Introduction
Accurate diagnosis of Aortic arch (AoA) anatomy is critical in the care of patients with congenital heart disease for planning cardiac surgery/intervention, diagnosing associated congenital heart defects (CHD), and evaluating possible compression of the esophagus or airway.1 Arch sidedness has been shown to influence the surgical incision, cardiopulmonary bypass cannulation, and interventional approach.2,3 Arch anomalies can increase the technical difficulty of endovascular treatment including carotid stent procedures and the risk of neurologic complications, and correct identification of arch anomalies helps avoid potential complications.4,5 Notably, patients with right aortic arch and mirror image branching have been reported to have additional CHD in up to 98% of cases.6
Determination of AoA sidedness is traditionally completed with echocardiography as being contralateral to the direction of the first brachiocephalic artery in suprasternal view.7 However, this method is challenged by poor acoustic windows, and can be technically difficult in small neonates for whom neck extension may not be feasible, the critically ill, or patients with aberrant subclavian artery. This method may also miss a double aortic arch (DAA).
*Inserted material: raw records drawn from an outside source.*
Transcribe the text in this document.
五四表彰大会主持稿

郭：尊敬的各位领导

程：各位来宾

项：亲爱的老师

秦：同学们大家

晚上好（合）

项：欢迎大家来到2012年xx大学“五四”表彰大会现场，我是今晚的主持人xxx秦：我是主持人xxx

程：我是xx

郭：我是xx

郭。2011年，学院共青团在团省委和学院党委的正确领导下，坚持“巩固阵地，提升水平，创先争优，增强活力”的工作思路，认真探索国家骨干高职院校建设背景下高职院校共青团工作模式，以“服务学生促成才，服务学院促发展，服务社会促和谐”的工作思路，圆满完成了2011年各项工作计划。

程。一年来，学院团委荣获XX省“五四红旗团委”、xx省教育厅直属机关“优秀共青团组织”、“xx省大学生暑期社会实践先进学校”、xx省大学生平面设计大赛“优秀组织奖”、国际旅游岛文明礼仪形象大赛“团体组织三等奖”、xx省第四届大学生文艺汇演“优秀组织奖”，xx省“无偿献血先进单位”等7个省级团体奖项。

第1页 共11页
Given these challenges, the need for additional advanced imaging with CT or MRI for diagnosis has been reported in up to 28% of patients with AoA anomalies.8
In fetal echocardiography, imaging of the trachea is used routinely in the 3-vessel trachea view as a part of standard protocols to determine AoA sidedness and evaluate for AoA anomalies or pulmonary artery (PA) sling.9,10 In pediatric or adult echocardiography, however, tracheal imaging is not routine. Despite this, the tracheal rings can be identified with transthoracic echocardiography by the classic echogenic shadow they produce. While imaging the trachea in echocardiography is not novel, we have found no published literature about its use or feasibility. The objective of this study was to evaluate the feasibility of imaging the trachea with echocardiography and bring attention to this often-forgotten technique. We hypothesize that visualization of the trachea with echocardiography can be accomplished in most pediatric patients, and that the technique of a tracheal sweep can identify AoA sidedness or double aortic arch.